Monday, Jun. 02, 1958

Groping Between

The evident confusion in recent Soviet policymaking (TIME, May 5) got a pat explanation by the Polish Communists, who professed to see a power struggle between Politburocrat Mikhail Suslov, identified as an old-fashioned Stalinist ideologist, and that beaming old pragmatist, Nikita Khrushchev. The New York Times, playing the Polish thesis hard, even reported--but without offering supporting evidence--that Mao Tse-tung had sided against Khrushchev. But highest-level foreign policymakers in Washington, after weighing all the available but fragmentary reports, have now come to the conclusion that what is going on is not a struggle between individuals fighting to impose a hard or soft line of action but an effort to find a new policy between the hard and the soft.

The Russian "smiles'" approach, while useful on the world scene, tends to create a demand for freedom both at home and in the satellites, and the Communist Party cannot keep appeasing the demand without jeopardizing its rule. Furthermore, the Soviet policy of economic aid to non-Communist nations has not led swiftly to the political conquests the Kremlin seeks (it is noteworthy that Nasser returned to Egypt full of Russian propaganda backing but saying nothing about getting any rubles). It has also become clear that Russia cannot whistle up a summit conference on its terms alone.

Last week the leaders of seven captive East European countries were summoned to the Kremlin for a big socialist camp meeting. In a general tightening-up to mesh satellite economies into Russia's forthcoming revised seven-year plan. Eastern European countries were directed to drop pet national industrial projects and produce what they can produce best. For the first time Soviet-bloc economic integration was extended to Communist Asia (China, North Korea, North Viet Nam).

At home, too, the Soviet regime felt the need for tightening up. Last year Khrushchev proposed a radical decentralization of ministries, creating 105 regional enclaves, which the 105 bosses have tried to remake into self-contained little kingdoms.
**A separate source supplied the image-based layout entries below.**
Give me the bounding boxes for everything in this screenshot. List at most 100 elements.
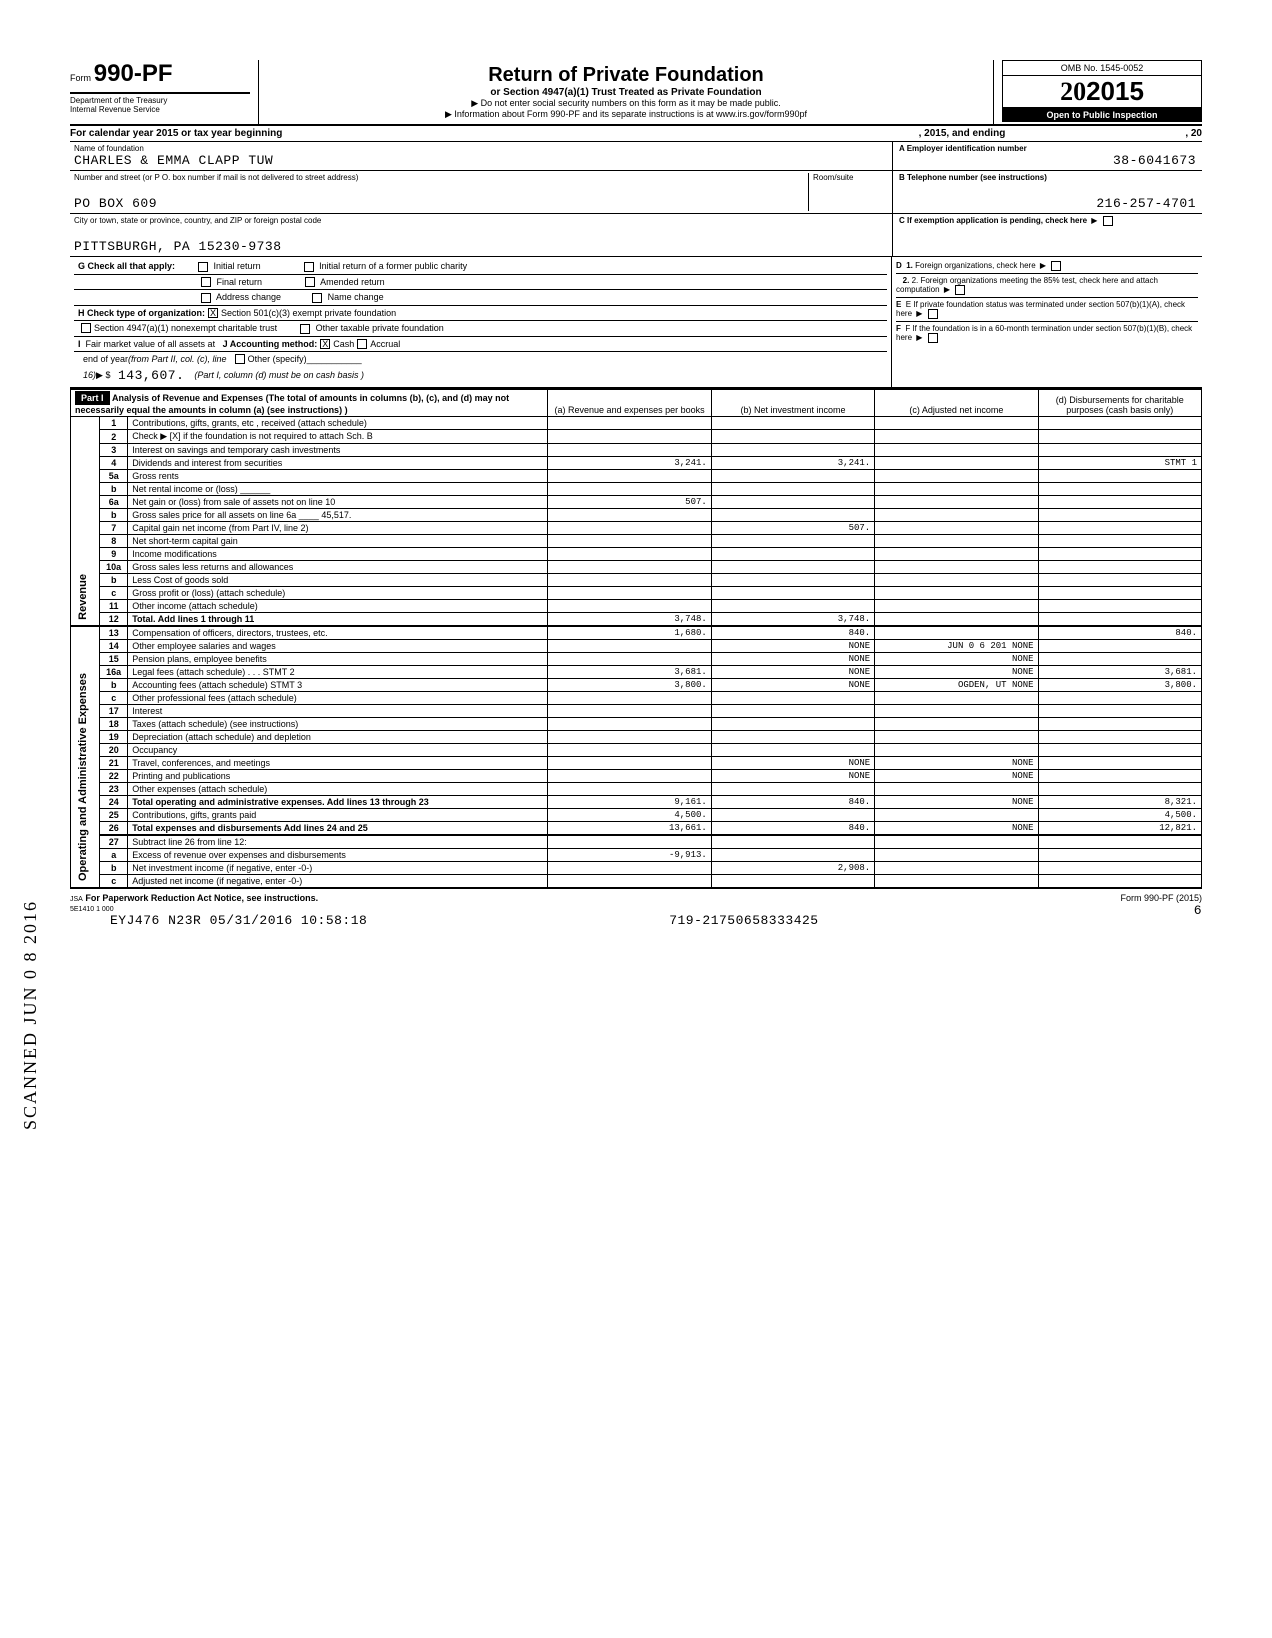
amount-cell-b — [711, 586, 874, 599]
amount-cell-c — [875, 547, 1038, 560]
line-desc: Depreciation (attach schedule) and deple… — [128, 730, 548, 743]
amount-cell-d: 840. — [1038, 626, 1201, 640]
line-desc: Total. Add lines 1 through 11 — [128, 612, 548, 626]
d1-checkbox[interactable] — [1051, 261, 1061, 271]
amount-cell-a: 9,161. — [548, 795, 711, 808]
amount-cell-c — [875, 443, 1038, 456]
amount-cell-d: 3,800. — [1038, 678, 1201, 691]
line-desc: Occupancy — [128, 743, 548, 756]
amount-cell-b — [711, 534, 874, 547]
amount-cell-c — [875, 612, 1038, 626]
f-label: F If the foundation is in a 60-month ter… — [896, 324, 1192, 342]
line-desc: Gross sales price for all assets on line… — [128, 508, 548, 521]
line-number: 7 — [100, 521, 128, 534]
footer: JSA For Paperwork Reduction Act Notice, … — [70, 888, 1202, 928]
amount-cell-a: 507. — [548, 495, 711, 508]
line-desc: Total expenses and disbursements Add lin… — [128, 821, 548, 835]
table-row: 18Taxes (attach schedule) (see instructi… — [71, 717, 1202, 730]
amount-cell-b — [711, 560, 874, 573]
j-cash-checkbox[interactable]: X — [320, 339, 330, 349]
amount-cell-a — [548, 469, 711, 482]
table-row: 7Capital gain net income (from Part IV, … — [71, 521, 1202, 534]
g-opt-name: Name change — [328, 292, 384, 302]
line-number: a — [100, 848, 128, 861]
amount-cell-d — [1038, 717, 1201, 730]
cal-year-c: , 20 — [1185, 128, 1202, 139]
amount-cell-a — [548, 586, 711, 599]
table-row: 16aLegal fees (attach schedule) . . . ST… — [71, 665, 1202, 678]
line-number: 1 — [100, 416, 128, 429]
line-desc: Interest on savings and temporary cash i… — [128, 443, 548, 456]
amount-cell-d — [1038, 835, 1201, 849]
amount-cell-a — [548, 652, 711, 665]
g-amended-checkbox[interactable] — [305, 277, 315, 287]
form-header: Form 990-PF Department of the Treasury I… — [70, 60, 1202, 124]
table-row: 17Interest — [71, 704, 1202, 717]
col-b-header: (b) Net investment income — [711, 389, 874, 417]
amount-cell-b — [711, 874, 874, 887]
amount-cell-b — [711, 508, 874, 521]
table-row: 8Net short-term capital gain — [71, 534, 1202, 547]
amount-cell-c: NONE — [875, 821, 1038, 835]
amount-cell-c — [875, 599, 1038, 612]
e-checkbox[interactable] — [928, 309, 938, 319]
g-initial-checkbox[interactable] — [198, 262, 208, 272]
amount-cell-c — [875, 717, 1038, 730]
section-c: C If exemption application is pending, c… — [899, 216, 1087, 225]
j-other-checkbox[interactable] — [235, 354, 245, 364]
table-row: 10aGross sales less returns and allowanc… — [71, 560, 1202, 573]
amount-cell-c — [875, 560, 1038, 573]
amount-cell-d — [1038, 612, 1201, 626]
h-other-checkbox[interactable] — [300, 324, 310, 334]
line-number: 14 — [100, 639, 128, 652]
amount-cell-a — [548, 573, 711, 586]
table-row: 4Dividends and interest from securities3… — [71, 456, 1202, 469]
irs-label: Internal Revenue Service — [70, 105, 250, 114]
amount-cell-c — [875, 456, 1038, 469]
table-row: cAdjusted net income (if negative, enter… — [71, 874, 1202, 887]
g-final-checkbox[interactable] — [201, 277, 211, 287]
amount-cell-c — [875, 573, 1038, 586]
amount-cell-a — [548, 730, 711, 743]
amount-cell-d — [1038, 639, 1201, 652]
amount-cell-b — [711, 704, 874, 717]
line-number: 22 — [100, 769, 128, 782]
f-checkbox[interactable] — [928, 333, 938, 343]
amount-cell-d — [1038, 652, 1201, 665]
g-name-checkbox[interactable] — [312, 293, 322, 303]
amount-cell-c: NONE — [875, 652, 1038, 665]
amount-cell-b: 840. — [711, 821, 874, 835]
line-desc: Net short-term capital gain — [128, 534, 548, 547]
line-desc: Dividends and interest from securities — [128, 456, 548, 469]
amount-cell-c: NONE — [875, 756, 1038, 769]
amount-cell-c — [875, 730, 1038, 743]
amount-cell-a — [548, 861, 711, 874]
ein-label: A Employer identification number — [899, 144, 1196, 153]
line-desc: Excess of revenue over expenses and disb… — [128, 848, 548, 861]
c-checkbox[interactable] — [1103, 216, 1113, 226]
line-desc: Less Cost of goods sold — [128, 573, 548, 586]
d2-checkbox[interactable] — [955, 285, 965, 295]
page-title: Return of Private Foundation — [269, 64, 983, 87]
scanned-stamp: SCANNED JUN 0 8 2016 — [20, 900, 41, 1130]
phone-value: 216-257-4701 — [899, 196, 1196, 211]
amount-cell-c: JUN 0 6 201 NONE — [875, 639, 1038, 652]
j-accrual-checkbox[interactable] — [357, 339, 367, 349]
g-former-checkbox[interactable] — [304, 262, 314, 272]
tax-year: 2015 — [1086, 76, 1144, 106]
subtitle: or Section 4947(a)(1) Trust Treated as P… — [269, 87, 983, 98]
table-row: 25Contributions, gifts, grants paid4,500… — [71, 808, 1202, 821]
h-4947-checkbox[interactable] — [81, 323, 91, 333]
amount-cell-b — [711, 743, 874, 756]
g-address-checkbox[interactable] — [201, 293, 211, 303]
line-desc: Legal fees (attach schedule) . . . STMT … — [128, 665, 548, 678]
phone-label: B Telephone number (see instructions) — [899, 173, 1196, 182]
line-number: 27 — [100, 835, 128, 849]
amount-cell-c — [875, 521, 1038, 534]
amount-cell-d — [1038, 534, 1201, 547]
j-accrual: Accrual — [370, 339, 400, 349]
amount-cell-d — [1038, 469, 1201, 482]
amount-cell-c: NONE — [875, 665, 1038, 678]
h-501c3-checkbox[interactable]: X — [208, 308, 218, 318]
table-row: 20Occupancy — [71, 743, 1202, 756]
Plants dependent on outside supplies found them hard to get. In Tashkent, for example, the Voroshilov farm machinery works had to lay off workers for two months when shipments of vital castings from the Stalingrad tractor works failed to appear. Last week the Presidium of the Supreme Soviet, worried by a "chain reaction" that is growing "like an avalanche." published a decree imposing fines and jail terms up to three years for "parochial" administrators who unpatriotically lag on delivery to other districts.